Q: Apakah ukuran sehingga seseorang dianggap mampu untuk berhaji?
A: Yaitu ketika seseorang memiliki kelebihan harta yang dia bisa hidup dengan tidak bergantung pada harta tersebut. Artinya dia sudah memiliki harta pokok yang digunakan untuk memenuhi kebutuhannya. Dan juga memiliki harta lain yang tanpa harta itupun, hidupnya masih mencukupi. Maka dia dianggap mampu untuk berhaji.
Contoh, seseorang sudah memiliki satu rumah tempat bernaung dia dan keluarganya. Kemudian ia punya rumah kedua yang disewakan. Hasil uang sewa ini berlebih dan bisa ditabung, karena gaji pokoknya masih mencukupi untuk hidup keluarganya. Maka dari kelebihan ini dia dianggap mampu.
Q: Bagaimana jika hutang si mayit lebih besar daripada aset yang dimiliki. Apakah ahli waris wajib membayarkan hutangnya?

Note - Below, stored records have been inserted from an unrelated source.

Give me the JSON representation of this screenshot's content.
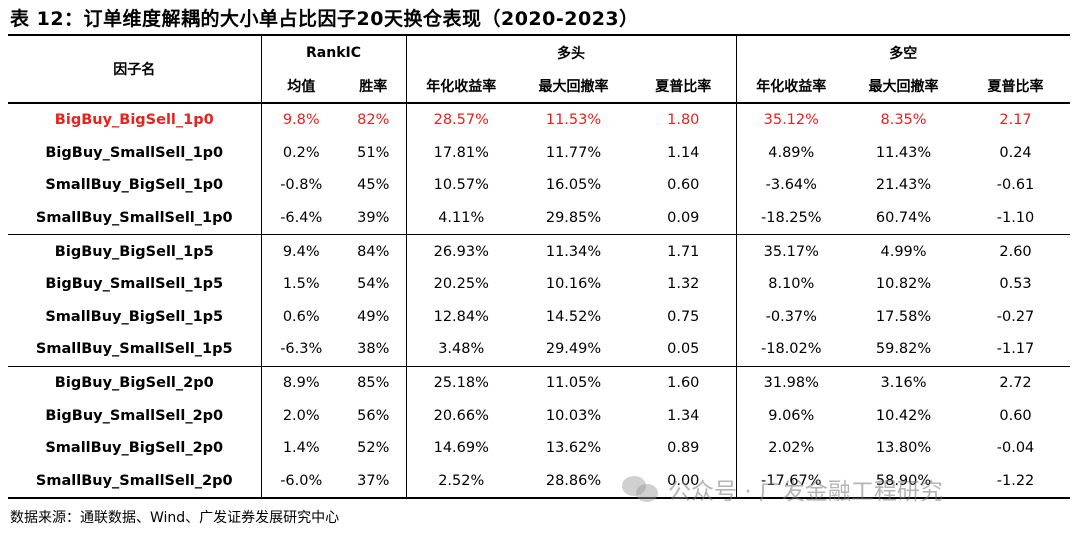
{
  "title": "表 12：订单维度解耦的大小单占比因子20天换仓表现（2020-2023）",
  "header": {
    "factor": "因子名",
    "rankic": "RankIC",
    "long": "多头",
    "longshort": "多空",
    "mean": "均值",
    "winrate": "胜率",
    "ann_return": "年化收益率",
    "max_drawdown": "最大回撤率",
    "sharpe": "夏普比率"
  },
  "rows": [
    {
      "name": "BigBuy_BigSell_1p0",
      "mean": "9.8%",
      "win": "82%",
      "l_ret": "28.57%",
      "l_dd": "11.53%",
      "l_sh": "1.80",
      "ls_ret": "35.12%",
      "ls_dd": "8.35%",
      "ls_sh": "2.17",
      "highlight": true
    },
    {
      "name": "BigBuy_SmallSell_1p0",
      "mean": "0.2%",
      "win": "51%",
      "l_ret": "17.81%",
      "l_dd": "11.77%",
      "l_sh": "1.14",
      "ls_ret": "4.89%",
      "ls_dd": "11.43%",
      "ls_sh": "0.24"
    },
    {
      "name": "SmallBuy_BigSell_1p0",
      "mean": "-0.8%",
      "win": "45%",
      "l_ret": "10.57%",
      "l_dd": "16.05%",
      "l_sh": "0.60",
      "ls_ret": "-3.64%",
      "ls_dd": "21.43%",
      "ls_sh": "-0.61"
    },
    {
      "name": "SmallBuy_SmallSell_1p0",
      "mean": "-6.4%",
      "win": "39%",
      "l_ret": "4.11%",
      "l_dd": "29.85%",
      "l_sh": "0.09",
      "ls_ret": "-18.25%",
      "ls_dd": "60.74%",
      "ls_sh": "-1.10"
    },
    {
      "name": "BigBuy_BigSell_1p5",
      "mean": "9.4%",
      "win": "84%",
      "l_ret": "26.93%",
      "l_dd": "11.34%",
      "l_sh": "1.71",
      "ls_ret": "35.17%",
      "ls_dd": "4.99%",
      "ls_sh": "2.60"
    },
    {
      "name": "BigBuy_SmallSell_1p5",
      "mean": "1.5%",
      "win": "54%",
      "l_ret": "20.25%",
      "l_dd": "10.16%",
      "l_sh": "1.32",
      "ls_ret": "8.10%",
      "ls_dd": "10.82%",
      "ls_sh": "0.53"
    },
    {
      "name": "SmallBuy_BigSell_1p5",
      "mean": "0.6%",
      "win": "49%",
      "l_ret": "12.84%",
      "l_dd": "14.52%",
      "l_sh": "0.75",
      "ls_ret": "-0.37%",
      "ls_dd": "17.58%",
      "ls_sh": "-0.27"
    },
    {
      "name": "SmallBuy_SmallSell_1p5",
      "mean": "-6.3%",
      "win": "38%",
      "l_ret": "3.48%",
      "l_dd": "29.49%",
      "l_sh": "0.05",
      "ls_ret": "-18.02%",
      "ls_dd": "59.82%",
      "ls_sh": "-1.17"
    },
    {
      "name": "BigBuy_BigSell_2p0",
      "mean": "8.9%",
      "win": "85%",
      "l_ret": "25.18%",
      "l_dd": "11.05%",
      "l_sh": "1.60",
      "ls_ret": "31.98%",
      "ls_dd": "3.16%",
      "ls_sh": "2.72"
    },
    {
      "name": "BigBuy_SmallSell_2p0",
      "mean": "2.0%",
      "win": "56%",
      "l_ret": "20.66%",
      "l_dd": "10.03%",
      "l_sh": "1.34",
      "ls_ret": "9.06%",
      "ls_dd": "10.42%",
      "ls_sh": "0.60"
    },
    {
      "name": "SmallBuy_BigSell_2p0",
      "mean": "1.4%",
      "win": "52%",
      "l_ret": "14.69%",
      "l_dd": "13.62%",
      "l_sh": "0.89",
      "ls_ret": "2.02%",
      "ls_dd": "13.80%",
      "ls_sh": "-0.04"
    },
    {
      "name": "SmallBuy_SmallSell_2p0",
      "mean": "-6.0%",
      "win": "37%",
      "l_ret": "2.52%",
      "l_dd": "28.86%",
      "l_sh": "0.00",
      "ls_ret": "-17.67%",
      "ls_dd": "58.90%",
      "ls_sh": "-1.22"
    }
  ],
  "highlight_color": "#e8221c",
  "footer": "数据来源：通联数据、Wind、广发证券发展研究中心",
  "watermark": "公众号 · 广发金融工程研究"
}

A: Tidak ada kewajiban bagi ahli waris untuk membayarkan hutang si mayit. Oleh karena itu dinamakan Ahli Waris, bukan Ahli Hutang. Dalilnya adalah hadits Abu Qotadah yang membayarkan hutang seseorang sebanyak 2 dinar.
عَنْ جَابِرٍ قَالَ تُوُفِّـيَ رَجُلٌ ، فَغَسَّلْنَاهُ وَحَنَّطْنَاهُ وَكَفَّنَّاهُ ، ثُمَّ أَتَيْنَا بِهِ رَسُوْلَ اللّٰـهِ صَلَّى اللهُ عَلَيْهِ وَسَلَّمَ يُصَلِّي عَلَيْهِ ، فَقُلْنَا : تُصَلِّي عَلَيْهِ ؟ فَخَطَا خُطًى ، ثُمَّ قَالَ : أَعَلَيْهِ دَيْنٌ ؟ قُلْنَا : دِينَارَانِ ، فَانْصَرَفَ فَتَحَمَّلَهُمَـا أَبُوْ قَتَادَةَ ، فَأَتَيْنَاهُ ، فَقَالَ أَبُوْ قَتَادَةَ : الدِّيْنَارَانِ عَلَيَّ ، فَقَالَ رَسُوْلُ اللّٰـهِ صَلَّى اللهُ عَلَيْهِ وَسَلَّمَ : (( أُحِقَّ الْغَرِيْمُ وَبَرِئَ مِنْهُمَـا الْـمَيِّتُ ؟ )) قَالَ : نَعَمْ ، فَصَلَّى عَلَيْهِ. ثُمَّ قَالَ بَعْدَ ذٰلِكَ بِيَوْمٍ : (( مَا فَعَلَ الدِّينَارَانِ ؟ )) فَقَالَ : إِنَّمَـا مَاتَ أَمْسِ ، قَالَ : فَعَادَ إِلَيْهِ مِنَ الْغَدِ ، فَقَالَ : لَقَدْ قَضَيْتُهُمَـا ، فَقَالَ رَسُوْلُ اللّٰـهِ صَلَّى اللهُ عَلَيْهِ وَسَلَّمَ : (( الْآنَ بَرَدَتْ عَلَيْهِ جِلْدُهُ )).
Dari Jabir Radhiyallahu ‘anhu ia berkata, “Seorang laki-laki meninggal dunia dan kami pun memandikan jenazahnya, lalu kami mengkafaninya dan memberinya wangi-wangian. Kemudian kami datang membawa mayit itu kepada Rasûlullâh Shallallahu ‘alaihi wa sallam.
Kami berkata, ‘Shalatkanlah jenazah ini.’ Beliau melangkahkan kakinya, lalu bertanya, ‘Apakah dia mempunyai tanggungan utang?’ Kami menjawab, ‘Dua dinar.’ Lalu beliau pergi.
Abu Qatadah kemudian menanggung utangnya, kemudian kami datang kepada beliau lagi, kemudian Abu Qatadah berkata, ‘Dua dinarnya saya tanggung.”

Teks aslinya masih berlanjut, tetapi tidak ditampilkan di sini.